Justo cuando empezaba a considerar la opción de salir del auto y empujarlo hasta la medianoche, un ruido metálico y una voz profunda interrumpieron mis pensamientos:
—¿Necesitas ayuda?
Me giré y lo vi. Alto, imponente, cabello negro un poco despeinado, barba cuidada con unos días sin arreglar, camisa de cuadros bajo una chaqueta de cuero y botas que parecían capaces de caminar sobre cualquier terreno. Y esos ojos… azules, grandes y brillantes, aunque un poco cansados, como si el mundo les pesara.
—Eh… sí —dije, con la certeza de que sonaba ridícula, lo cual no ayudaba a mi dignidad—. Estoy… atrapada.
Él esbozó una media sonrisa que no llegaba a sus ojos.
—Bien, parece que tu camioneta decidió que no quería salir de la nieve hoy.
—Decidió —susurré, haciendo una pausa dramática mientras miraba mi situación—. Sí… exactamente.
Se acercó, sus botas hundiéndose ligeramente en la nieve, y colocó las manos en sus caderas.
—Sube al asiento del pasajero. Te voy a sacar de este agujero.
—¿Qué? —dije, entre confundida y atónita—. ¿Ahora soy un pasajero en mi propio vehículo?
Él rodó los ojos, pero su expresión tenía un toque de paciencia mezclada con diversión.
—Sí, porque si me dejas hacer todo el trabajo, probablemente termines enterrada hasta el parabrisas.
Suspiré y me moví al asiento del copiloto. La camioneta crujía como si protestara por cada movimiento.

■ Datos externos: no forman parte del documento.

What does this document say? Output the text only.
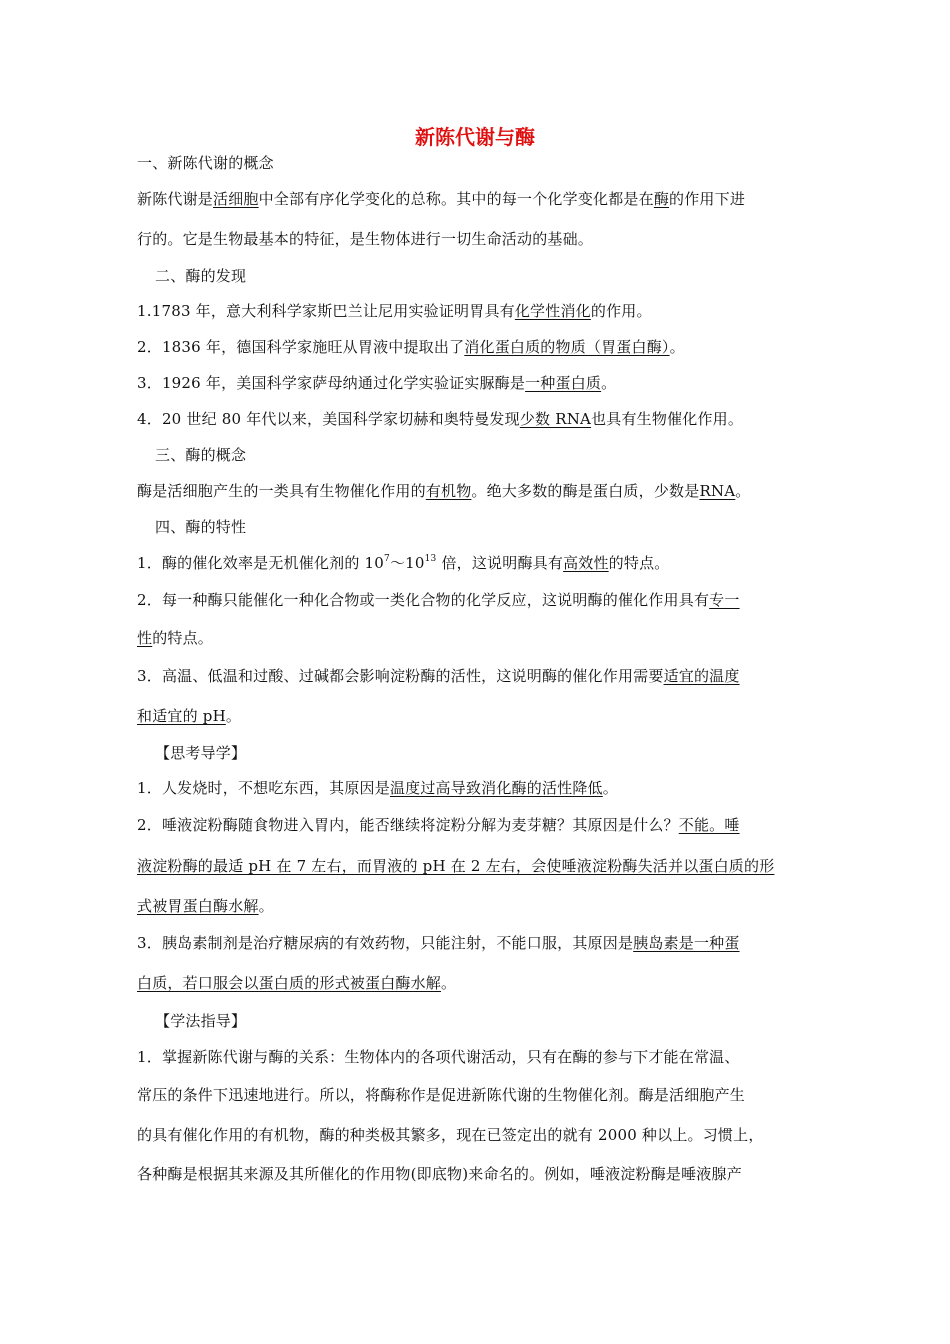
新陈代谢与酶
一、新陈代谢的概念
新陈代谢是活细胞中全部有序化学变化的总称。其中的每一个化学变化都是在酶的作用下进
行的。它是生物最基本的特征，是生物体进行一切生命活动的基础。
二、酶的发现
1.1783 年，意大利科学家斯巴兰让尼用实验证明胃具有化学性消化的作用。
2．1836 年，德国科学家施旺从胃液中提取出了消化蛋白质的物质（胃蛋白酶）。
3．1926 年，美国科学家萨母纳通过化学实验证实脲酶是一种蛋白质。
4．20 世纪 80 年代以来，美国科学家切赫和奥特曼发现少数 RNA也具有生物催化作用。
三、酶的概念
酶是活细胞产生的一类具有生物催化作用的有机物。绝大多数的酶是蛋白质，少数是RNA。
四、酶的特性
1．酶的催化效率是无机催化剂的 $10^7\sim 10^{13}$ 倍，这说明酶具有高效性的特点。
2．每一种酶只能催化一种化合物或一类化合物的化学反应，这说明酶的催化作用具有专一
性的特点。
3．高温、低温和过酸、过碱都会影响淀粉酶的活性，这说明酶的催化作用需要适宜的温度
和适宜的 pH。
【思考导学】
1．人发烧时，不想吃东西，其原因是温度过高导致消化酶的活性降低。
2．唾液淀粉酶随食物进入胃内，能否继续将淀粉分解为麦芽糖？其原因是什么？不能。唾
液淀粉酶的最适 pH 在 7 左右，而胃液的 pH 在 2 左右，会使唾液淀粉酶失活并以蛋白质的形
式被胃蛋白酶水解。
3．胰岛素制剂是治疗糖尿病的有效药物，只能注射，不能口服，其原因是胰岛素是一种蛋
白质，若口服会以蛋白质的形式被蛋白酶水解。
【学法指导】
1．掌握新陈代谢与酶的关系：生物体内的各项代谢活动，只有在酶的参与下才能在常温、
常压的条件下迅速地进行。所以，将酶称作是促进新陈代谢的生物催化剂。酶是活细胞产生
的具有催化作用的有机物，酶的种类极其繁多，现在已签定出的就有 2000 种以上。习惯上，
各种酶是根据其来源及其所催化的作用物(即底物)来命名的。例如，唾液淀粉酶是唾液腺产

Ethan, sin inmutarse, se inclinó hacia el volante y comenzó a maniobrar, empujando, girando y maldiciendo suavemente bajo la respiración.
—Esto… esto es… —intenté hablar, pero las palabras se me perdieron entre carcajadas nerviosas—. Es… un desastre total.
Él me miró de reojo y arqueó una ceja.
—Bienvenida a Pineberry Falls —dijo, como si el pueblo entero estuviera conspirando en mi contra.
No pude evitar reírme a carcajadas.
—Ah, claro, perfecto. Gracias por la bienvenida, señor… ¿cómo dijo que se llamaba?
Él me miró como si la respuesta fuera obvia, pero yo, distraída, no la había escuchado.
—Ethan. —Su voz tenía un tono firme, con un matiz de ironía que me hizo sentir como una niña atrapada—. Ethan Carter.
—Ethan… Carter —repetí, y automáticamente me sentí ridícula. —Encantada de conocerte, señor Carter, y muchas gracias por salvar mi… camioneta… y probablemente mi dignidad.
El silencio se instaló por un segundo, interrumpido solo por el crujido de la nieve bajo las ruedas. Ethan maniobraba con cuidado, y yo observaba cada movimiento, con la sensación de que estaba frente a alguien que no solo sabía lo que hacía, sino que también parecía tener un aire de misterio que me dejaba curiosa y alerta a la vez.
Finalmente, con un tirón maestro, la camioneta quedó libre. La nieve crujió, se soltaron unos bloqueos de hielo, y yo suspiré aliviada, dejando que mi frente descansara contra el asiento.
—Lo lograste… gracias… supongo —dije, un poco mareada y completamente fascinada.
Él me lanzó una mirada que era mitad reproche, mitad diversión.
—Supongo que eso significa que eres nueva en esto, ¿verdad?
—Sí… Nueva… y probablemente la peor conductora que hayas visto jamás —respondí con sinceridad, aunque con un toque de humor que intentaba aliviar la tensión.
Él rió. Un sonido grave, contenido, que me hizo sonreír a pesar de todo.
—Bueno, no todos los días alguien queda atrapado en la nieve frente a mi camino —dijo, mientras ajustaba la chaqueta y retomaba el asiento del conductor—.
El viaje continuó en silencio por un momento, solo el motor viejo que parecía renegar a cada kilómetro.
—Entonces… —me atreví a romper el hielo—. Pineberry Falls… ¿siempre está así de nevado o solo tuve la suerte de que mi camioneta eligiera hoy para romperse?